Cette ambiguïté irrigue la deuxième édition des soirées DÉCOR organisées avec la Fondation d’entreprise Ricard, comme on le voit dans le documentaire de Talita Otovic, 42.2894323,19.2858814 – La bête que l’on abat, ou dans le geste de Nato Bosc-Ducros, qui invite les effets du chlordécone au sein de la fête en s’inspirant de l’écologie décoloniale.
Le « bio » s’affronte aujourd’hui au dépassement de la dichotomie nature/culture : il ne s’agit plus seulement de cultiver les légumes d’une certaine façon mais de prêter une attention globale à la vie comme écosystème où plantes, animaux, minéraux et humains sont embarqués dans un même Titanic.
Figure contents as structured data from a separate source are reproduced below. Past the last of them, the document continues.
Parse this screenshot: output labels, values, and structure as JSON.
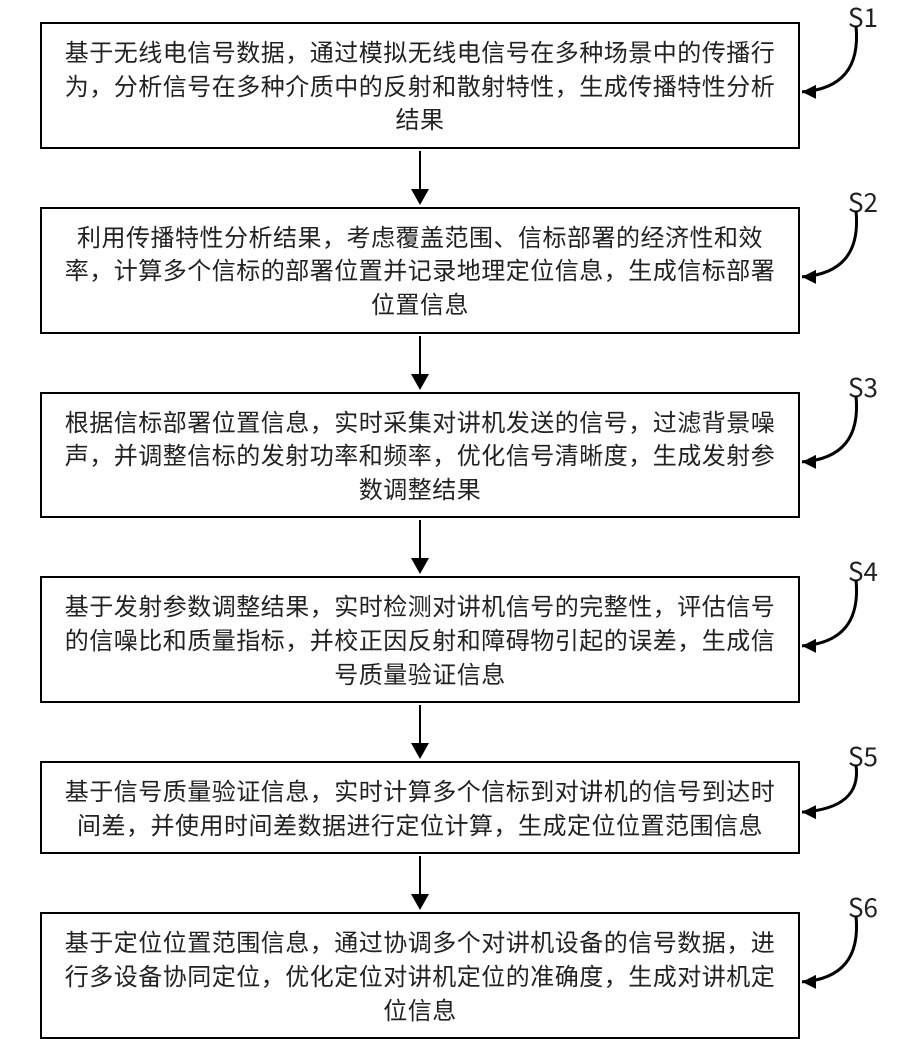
{
  "diagram": {
    "type": "flowchart",
    "background_color": "#ffffff",
    "box_border_color": "#000000",
    "box_border_width": 2,
    "text_color": "#222222",
    "box_fontsize": 24,
    "label_fontsize": 26,
    "arrow_color": "#000000",
    "steps": [
      {
        "id": "S1",
        "text": "基于无线电信号数据，通过模拟无线电信号在多种场景中的传播行为，分析信号在多种介质中的反射和散射特性，生成传播特性分析结果"
      },
      {
        "id": "S2",
        "text": "利用传播特性分析结果，考虑覆盖范围、信标部署的经济性和效率，计算多个信标的部署位置并记录地理定位信息，生成信标部署位置信息"
      },
      {
        "id": "S3",
        "text": "根据信标部署位置信息，实时采集对讲机发送的信号，过滤背景噪声，并调整信标的发射功率和频率，优化信号清晰度，生成发射参数调整结果"
      },
      {
        "id": "S4",
        "text": "基于发射参数调整结果，实时检测对讲机信号的完整性，评估信号的信噪比和质量指标，并校正因反射和障碍物引起的误差，生成信号质量验证信息"
      },
      {
        "id": "S5",
        "text": "基于信号质量验证信息，实时计算多个信标到对讲机的信号到达时间差，并使用时间差数据进行定位计算，生成定位位置范围信息"
      },
      {
        "id": "S6",
        "text": "基于定位位置范围信息，通过协调多个对讲机设备的信号数据，进行多设备协同定位，优化定位对讲机定位的准确度，生成对讲机定位信息"
      }
    ]
  }
}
L’écoféminisme est à ce titre très présent : de façon plus ironique chez la scénographe Agathe de Buretel ou la plasticienne Zhen zhen Ran, de façon philosophique et légère à la fois chez nos artistes invitées, Camille Juthier, qui interroge l’origine et l’organique, et Sophie Larger, dont les Invasives se jouent des définitions et des déplacements.
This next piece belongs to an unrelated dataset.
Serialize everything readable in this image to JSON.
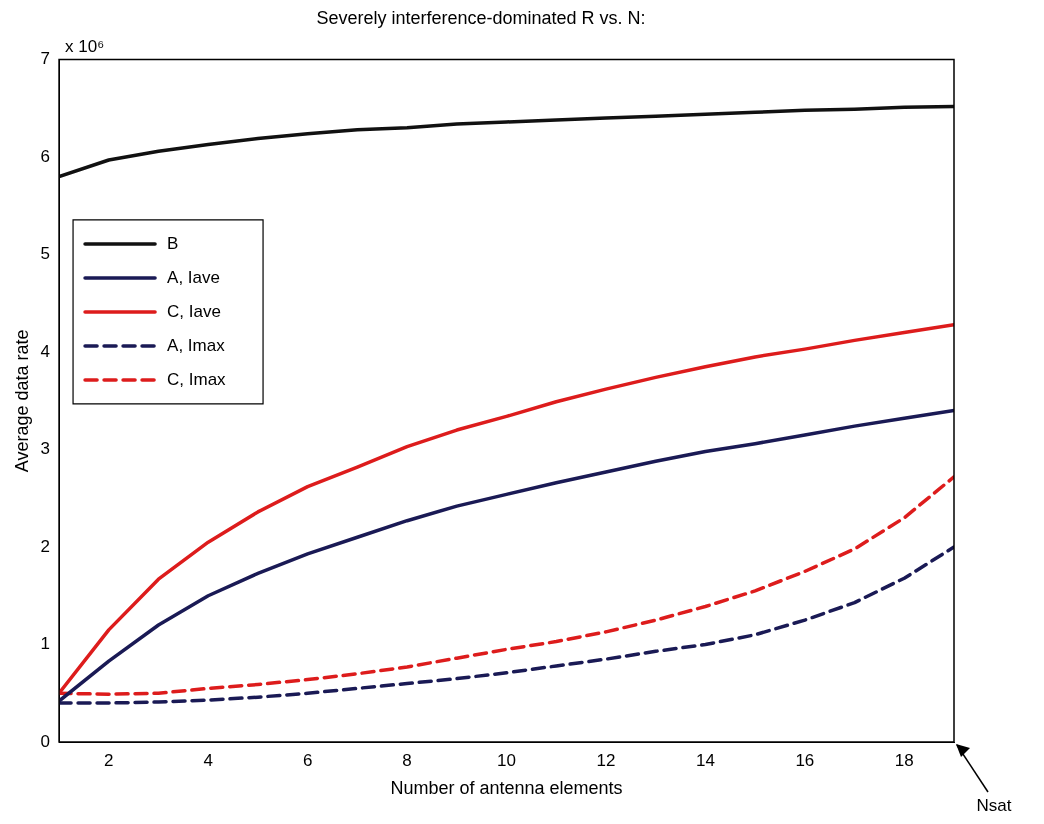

On croise aussi un vélo, un gâteau, un violon, des figues, un insecticide et des normes sociales – plus d’autres façons d’être au monde, qui se demandent comment l’humain a été lui aussi littéralement « réduit à une ‘‘valeur énergétique’’ », selon la formule de Malcom Ferdinand.
Pour guider les visiteurs au travers de ce commentaire installationniste et sonore des nouvelles écologies et de leurs critiques, le Mmmh Group mène une visite guidée par petits groupes, s’inscrivant dans leur série de performances Tender Conversations et donnant accès à la vie propre des œuvres. Pour cela, elles ont distribué au préalable un questionnaire à leurs collègues artistes pour mieux les connaître. Avec des questions essentielles telles que « Que sent votre œuvre ? » ou « Votre œuvre est-elle votre amie ? »
Enfin, un grand merci aux marraines et parrains de cette soirée : Camille Juthier et Sophie Larger donc, mais aussi Stéphane Degoutin avec Lou Delamare, le violoniste Pablo Schatzman ainsi qu’à Clarisse Hahn, co-curatrice de l’événement.